The combination is not unique in Ireland, where later communities frequently appropriated prehistoric or early medieval monuments for their own purposes, but the particulars here are quietly strange. The grave yard is irregular and unenclosed, measuring roughly thirteen metres long and less than five metres wide, and the stones that mark the graves are, by any account, haphazardly arranged rather than laid out in the orderly rows one might expect.
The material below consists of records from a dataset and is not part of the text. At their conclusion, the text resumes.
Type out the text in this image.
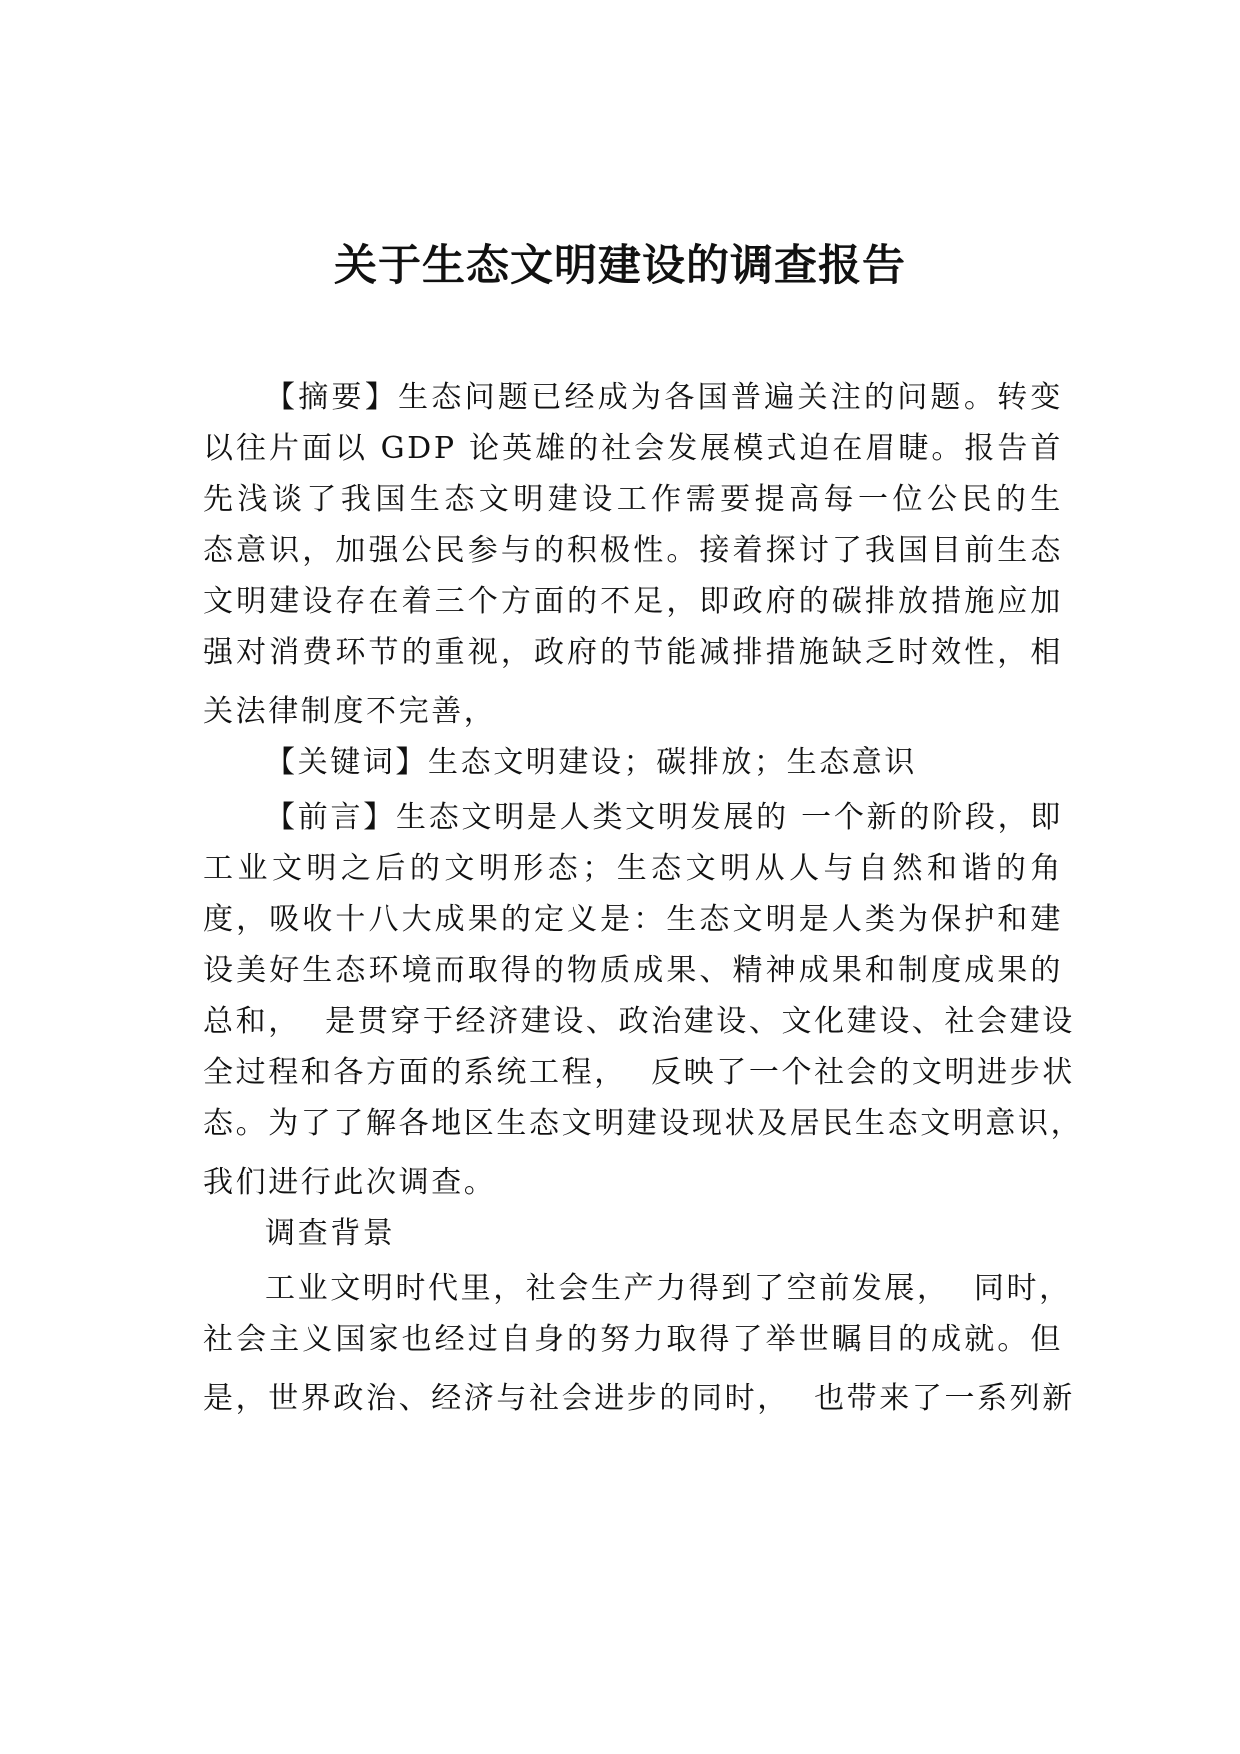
关于生态文明建设的调查报告
【摘要】生态问题已经成为各国普遍关注的问题。转变
以往片面以 GDP 论英雄的社会发展模式迫在眉睫。报告首
先浅谈了我国生态文明建设工作需要提高每一位公民的生
态意识，加强公民参与的积极性。接着探讨了我国目前生态
文明建设存在着三个方面的不足，即政府的碳排放措施应加
强对消费环节的重视，政府的节能减排措施缺乏时效性，相
关法律制度不完善，
【关键词】生态文明建设；碳排放；生态意识
【前言】生态文明是人类文明发展的 一个新的阶段，即
工业文明之后的文明形态；生态文明从人与自然和谐的角
度，吸收十八大成果的定义是：生态文明是人类为保护和建
设美好生态环境而取得的物质成果、精神成果和制度成果的
总和，  是贯穿于经济建设、政治建设、文化建设、社会建设
全过程和各方面的系统工程，  反映了一个社会的文明进步状
态。为了了解各地区生态文明建设现状及居民生态文明意识，
我们进行此次调查。
调查背景
工业文明时代里，社会生产力得到了空前发展，  同时，
社会主义国家也经过自身的努力取得了举世瞩目的成就。但
是，世界政治、经济与社会进步的同时，  也带来了一系列新
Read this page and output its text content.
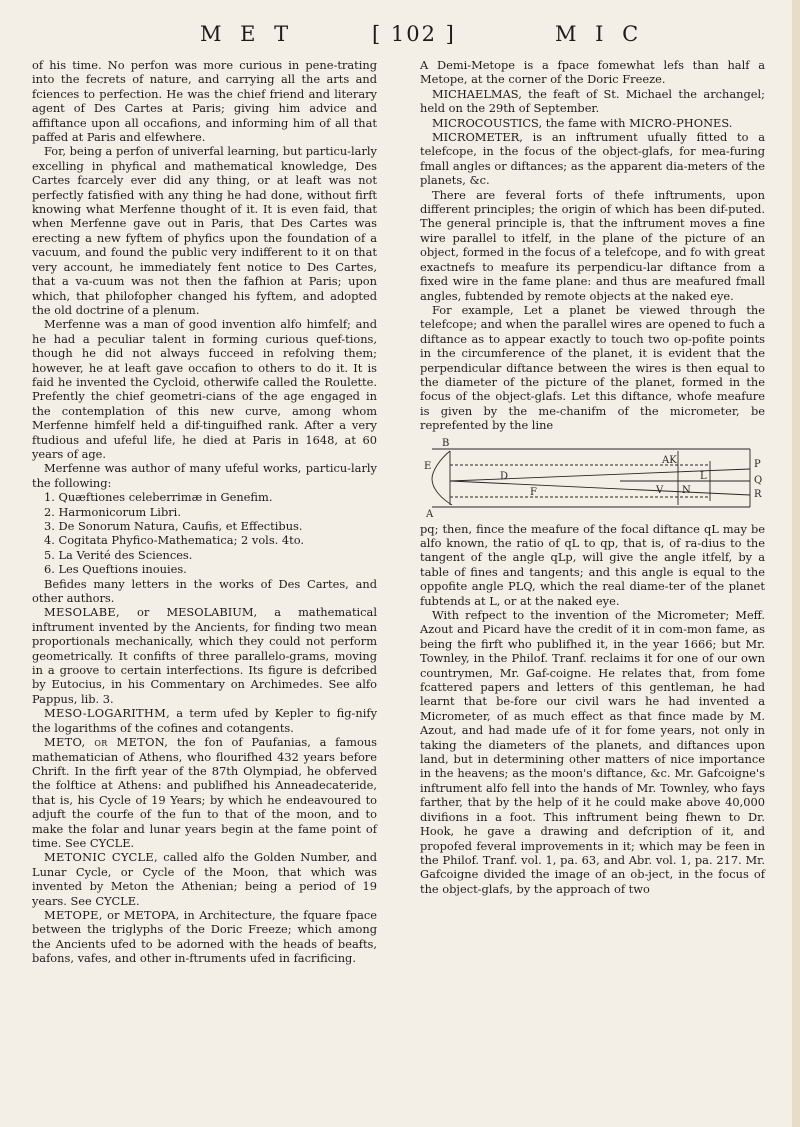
M E T	[ 102 ]	M I C

of his time. No perfon was more curious in pene-trating into the fecrets of nature, and carrying all the arts and fciences to perfection. He was the chief friend and literary agent of Des Cartes at Paris; giving him advice and affiftance upon all occafions, and informing him of all that paffed at Paris and elfewhere.

For, being a perfon of univerfal learning, but particu-larly excelling in phyfical and mathematical knowledge, Des Cartes fcarcely ever did any thing, or at leaft was not perfectly fatisfied with any thing he had done, without firft knowing what Merfenne thought of it. It is even faid, that when Merfenne gave out in Paris, that Des Cartes was erecting a new fyftem of phyfics upon the foundation of a vacuum, and found the public very indifferent to it on that very account, he immediately fent notice to Des Cartes, that a va-cuum was not then the fafhion at Paris; upon which, that philofopher changed his fyftem, and adopted the old doctrine of a plenum.

Merfenne was a man of good invention alfo himfelf; and he had a peculiar talent in forming curious quef-tions, though he did not always fucceed in refolving them; however, he at leaft gave occafion to others to do it. It is faid he invented the Cycloid, otherwife called the Roulette. Prefently the chief geometri-cians of the age engaged in the contemplation of this new curve, among whom Merfenne himfelf held a dif-tinguifhed rank. After a very ftudious and ufeful life, he died at Paris in 1648, at 60 years of age.

Merfenne was author of many ufeful works, particu-larly the following:

1. Quæftiones celeberrimæ in Genefim.
2. Harmonicorum Libri.
3. De Sonorum Natura, Caufis, et Effectibus.
4. Cogitata Phyfico-Mathematica; 2 vols. 4to.
5. La Verité des Sciences.
6. Les Queftions inouies.

Befides many letters in the works of Des Cartes, and other authors.

MESOLABE, or MESOLABIUM, a mathematical inftrument invented by the Ancients, for finding two mean proportionals mechanically, which they could not perform geometrically. It confifts of three parallelo-grams, moving in a groove to certain interfections. Its figure is defcribed by Eutocius, in his Commentary on Archimedes. See alfo Pappus, lib. 3.

MESO-LOGARITHM, a term ufed by Kepler to fig-nify the logarithms of the cofines and cotangents.

METO, or METON, the fon of Paufanias, a famous mathematician of Athens, who flourifhed 432 years before Chrift. In the firft year of the 87th Olympiad, he obferved the folftice at Athens: and publifhed his Anneadecateride, that is, his Cycle of 19 Years; by which he endeavoured to adjuft the courfe of the fun to that of the moon, and to make the folar and lunar years begin at the fame point of time. See CYCLE.

METONIC CYCLE, called alfo the Golden Number, and Lunar Cycle, or Cycle of the Moon, that which was invented by Meton the Athenian; being a period of 19 years. See CYCLE.

METOPE, or METOPA, in Architecture, the fquare fpace between the triglyphs of the Doric Freeze; which among the Ancients ufed to be adorned with the heads of beafts, bafons, vafes, and other in-ftruments ufed in facrificing.

A Demi-Metope is a fpace fomewhat lefs than half a Metope, at the corner of the Doric Freeze.

MICHAELMAS, the feaft of St. Michael the archangel; held on the 29th of September.

MICROCOUSTICS, the fame with MICRO-PHONES.

MICROMETER, is an inftrument ufually fitted to a telefcope, in the focus of the object-glafs, for mea-furing fmall angles or diftances; as the apparent dia-meters of the planets, &c.

There are feveral forts of thefe inftruments, upon different principles; the origin of which has been dif-puted. The general principle is, that the inftrument moves a fine wire parallel to itfelf, in the plane of the picture of an object, formed in the focus of a telefcope, and fo with great exactnefs to meafure its perpendicu-lar diftance from a fixed wire in the fame plane: and thus are meafured fmall angles, fubtended by remote objects at the naked eye.

For example, Let a planet be viewed through the telefcope; and when the parallel wires are opened to fuch a diftance as to appear exactly to touch two op-pofite points in the circumference of the planet, it is evident that the perpendicular diftance between the wires is then equal to the diameter of the picture of the planet, formed in the focus of the object-glafs. Let this diftance, whofe meafure is given by the me-chanifm of the micrometer, be reprefented by the line

B
E
A
AK	P
Q
R
F	V N
L
D

pq; then, fince the meafure of the focal diftance qL may be alfo known, the ratio of qL to qp, that is, of ra-dius to the tangent of the angle qLp, will give the angle itfelf, by a table of fines and tangents; and this angle is equal to the oppofite angle PLQ, which the real diame-ter of the planet fubtends at L, or at the naked eye.

With refpect to the invention of the Micrometer; Meff. Azout and Picard have the credit of it in com-mon fame, as being the firft who publifhed it, in the year 1666; but Mr. Townley, in the Philof. Tranf. reclaims it for one of our own countrymen, Mr. Gaf-coigne. He relates that, from fome fcattered papers and letters of this gentleman, he had learnt that be-fore our civil wars he had invented a Micrometer, of as much effect as that fince made by M. Azout, and had made ufe of it for fome years, not only in taking the diameters of the planets, and diftances upon land, but in determining other matters of nice importance in the heavens; as the moon's diftance, &c. Mr. Gafcoigne's inftrument alfo fell into the hands of Mr. Townley, who fays farther, that by the help of it he could make above 40,000 divifions in a foot. This inftrument being fhewn to Dr. Hook, he gave a drawing and defcription of it, and propofed feveral improvements in it; which may be feen in the Philof. Tranf. vol. 1, pa. 63, and Abr. vol. 1, pa. 217. Mr. Gafcoigne divided the image of an ob-ject, in the focus of the object-glafs, by the approach of two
What is especially telling is where within the rath the markers are concentrated. Most of them lie along the top and inner slopes of the rath's own bank, the raised earthen rim of the original enclosure. Whether this was a matter of practicality, of finding ground that was raised and perhaps drier, or whether the bank itself carried some residual sense of significance that made it a preferred place of burial, is not recorded. The rath predates the burials by many centuries, and the act of burying the dead within its bounds, on the very fabric of its structure, speaks to the long habit in rural Ireland of layering the living and the dead across the same ground without much ceremony about which era claimed it first.